No, sin duda; todos los griegos han hablado harto de ellas.

TESEO

¿Qué habéis, pues, sufrido por encima de los infortunios ordinarios?

EDIPO

Vedlo. He sido desterrado de mi patria por mis propios hijos; y como matador de mi padre, me está vedado tornar a ella.

TESEO

¿Pero cómo os llamarían si quisieran vivir lejos de vos?

EDIPO

La voz de un oráculo les fuerza a ello.

TESEO

¿Qué temor les inspira ese oráculo?

EDIPO

Encontrar en esta tierra su aniquilamiento.

TESEO

¿Y cómo mi patria llegaría a ser para ellos motivo de amargura?

EDIPO

Caro y digno hijo de Egeo, sólo los dioses están exentos de la vejez y de la muerte: todo lo demás está bajo el poder invencible del tiempo.

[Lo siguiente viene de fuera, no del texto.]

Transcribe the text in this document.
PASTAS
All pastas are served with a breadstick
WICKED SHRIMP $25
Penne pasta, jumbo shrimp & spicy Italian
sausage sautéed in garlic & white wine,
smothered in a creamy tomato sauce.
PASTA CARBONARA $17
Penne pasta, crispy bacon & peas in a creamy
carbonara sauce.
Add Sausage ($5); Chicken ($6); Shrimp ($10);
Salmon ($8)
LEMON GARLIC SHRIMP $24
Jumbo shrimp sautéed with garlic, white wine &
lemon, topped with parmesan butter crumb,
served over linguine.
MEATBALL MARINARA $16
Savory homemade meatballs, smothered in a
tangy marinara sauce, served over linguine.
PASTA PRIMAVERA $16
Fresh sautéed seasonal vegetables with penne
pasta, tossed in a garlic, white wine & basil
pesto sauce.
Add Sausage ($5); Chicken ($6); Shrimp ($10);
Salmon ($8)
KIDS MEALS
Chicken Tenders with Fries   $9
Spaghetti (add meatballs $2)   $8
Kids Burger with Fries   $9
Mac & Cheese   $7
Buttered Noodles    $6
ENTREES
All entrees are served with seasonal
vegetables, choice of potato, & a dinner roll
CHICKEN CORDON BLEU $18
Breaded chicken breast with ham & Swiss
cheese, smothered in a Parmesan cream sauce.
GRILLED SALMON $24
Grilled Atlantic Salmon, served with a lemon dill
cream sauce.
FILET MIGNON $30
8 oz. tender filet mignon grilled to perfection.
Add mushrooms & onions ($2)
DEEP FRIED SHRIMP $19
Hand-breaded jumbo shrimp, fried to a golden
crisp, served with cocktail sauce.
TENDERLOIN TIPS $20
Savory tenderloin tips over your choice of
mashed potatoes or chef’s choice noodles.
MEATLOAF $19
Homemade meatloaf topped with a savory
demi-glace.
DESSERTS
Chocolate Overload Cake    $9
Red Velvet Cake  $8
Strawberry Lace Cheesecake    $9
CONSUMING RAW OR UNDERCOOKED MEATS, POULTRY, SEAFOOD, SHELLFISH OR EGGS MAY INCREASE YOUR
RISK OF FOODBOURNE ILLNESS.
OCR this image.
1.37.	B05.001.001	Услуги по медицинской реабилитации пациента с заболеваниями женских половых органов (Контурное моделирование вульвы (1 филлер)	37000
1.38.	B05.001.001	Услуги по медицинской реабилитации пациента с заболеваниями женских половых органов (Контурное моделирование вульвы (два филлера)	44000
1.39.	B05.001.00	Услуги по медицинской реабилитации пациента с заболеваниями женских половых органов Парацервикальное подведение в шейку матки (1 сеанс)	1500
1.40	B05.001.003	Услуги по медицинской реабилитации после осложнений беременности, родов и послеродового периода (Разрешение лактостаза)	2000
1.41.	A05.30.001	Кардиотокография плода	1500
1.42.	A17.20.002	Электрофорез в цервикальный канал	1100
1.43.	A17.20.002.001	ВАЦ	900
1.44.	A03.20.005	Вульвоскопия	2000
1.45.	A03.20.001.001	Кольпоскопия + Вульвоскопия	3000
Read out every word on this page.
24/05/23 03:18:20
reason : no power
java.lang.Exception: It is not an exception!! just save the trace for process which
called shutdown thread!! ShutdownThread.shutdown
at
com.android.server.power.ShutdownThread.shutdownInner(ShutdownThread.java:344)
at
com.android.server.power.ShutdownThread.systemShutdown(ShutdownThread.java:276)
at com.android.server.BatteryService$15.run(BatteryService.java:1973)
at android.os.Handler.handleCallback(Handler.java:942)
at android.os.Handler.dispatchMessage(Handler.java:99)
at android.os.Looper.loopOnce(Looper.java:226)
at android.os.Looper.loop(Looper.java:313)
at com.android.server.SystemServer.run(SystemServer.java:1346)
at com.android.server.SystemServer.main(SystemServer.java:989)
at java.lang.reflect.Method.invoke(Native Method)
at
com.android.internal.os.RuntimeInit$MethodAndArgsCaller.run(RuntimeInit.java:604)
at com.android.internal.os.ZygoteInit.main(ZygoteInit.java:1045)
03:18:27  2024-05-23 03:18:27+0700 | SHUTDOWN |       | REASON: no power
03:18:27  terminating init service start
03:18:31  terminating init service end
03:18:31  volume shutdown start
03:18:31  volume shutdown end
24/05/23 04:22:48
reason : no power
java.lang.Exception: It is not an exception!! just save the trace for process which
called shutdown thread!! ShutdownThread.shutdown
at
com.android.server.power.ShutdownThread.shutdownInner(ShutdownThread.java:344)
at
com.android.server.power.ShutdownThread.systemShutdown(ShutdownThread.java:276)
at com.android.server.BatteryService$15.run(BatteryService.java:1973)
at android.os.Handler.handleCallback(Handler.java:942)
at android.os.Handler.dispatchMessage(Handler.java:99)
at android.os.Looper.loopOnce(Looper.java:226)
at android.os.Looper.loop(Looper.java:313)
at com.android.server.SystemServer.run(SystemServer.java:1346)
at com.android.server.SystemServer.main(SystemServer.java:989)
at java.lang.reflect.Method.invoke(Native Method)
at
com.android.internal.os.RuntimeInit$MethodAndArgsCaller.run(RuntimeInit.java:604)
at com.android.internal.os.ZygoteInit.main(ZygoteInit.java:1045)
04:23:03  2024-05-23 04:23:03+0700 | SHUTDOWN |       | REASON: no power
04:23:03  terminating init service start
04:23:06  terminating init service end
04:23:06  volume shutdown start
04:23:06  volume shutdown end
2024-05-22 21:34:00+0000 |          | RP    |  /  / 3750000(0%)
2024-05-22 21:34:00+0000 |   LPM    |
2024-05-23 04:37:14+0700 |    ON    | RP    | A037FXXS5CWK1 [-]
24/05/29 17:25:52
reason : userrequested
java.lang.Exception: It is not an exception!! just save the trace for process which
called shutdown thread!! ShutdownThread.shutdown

La fecundidad de la tierra acaba; el vigor del cuerpo desaparece; la amistad muere; la enemistad crece en su lugar. El mismo espíritu no une siempre a las ciudades ni a los amigos. Lo que les encantaba un tiempo después les disgusta, para volver luego nuevamente a gustarles. Si la paz reina ahora entre Tebas y vosotros, el tiempo en su curso dará origen a una larga serie de días y de noches en que, con fútiles pretextos, Tebas destruirá por el hierro la concordia, la armonía que os une hoy con ellos. Entonces, dormido en la tumba, mi cuerpo helado se hartará de la sangre hirviente de los tebanos, si Zeus es siempre el dios supremo y si el oráculo de Apolo no miente. Pero es enojoso revelar acontecimientos que están todavía en la obscuridad del porvenir. Dejadme, como había comenzado, pediros sólo que me guardéis vuestra fe; y si los dioses no me engañan, no diréis que al recibir a Edipo en esta tierra habéis recibido un habitante inútil.

EL CORO

Ved, señor, ved las ventajas importantes que nos ha predicho ya y que debe asegurar a esta comarca.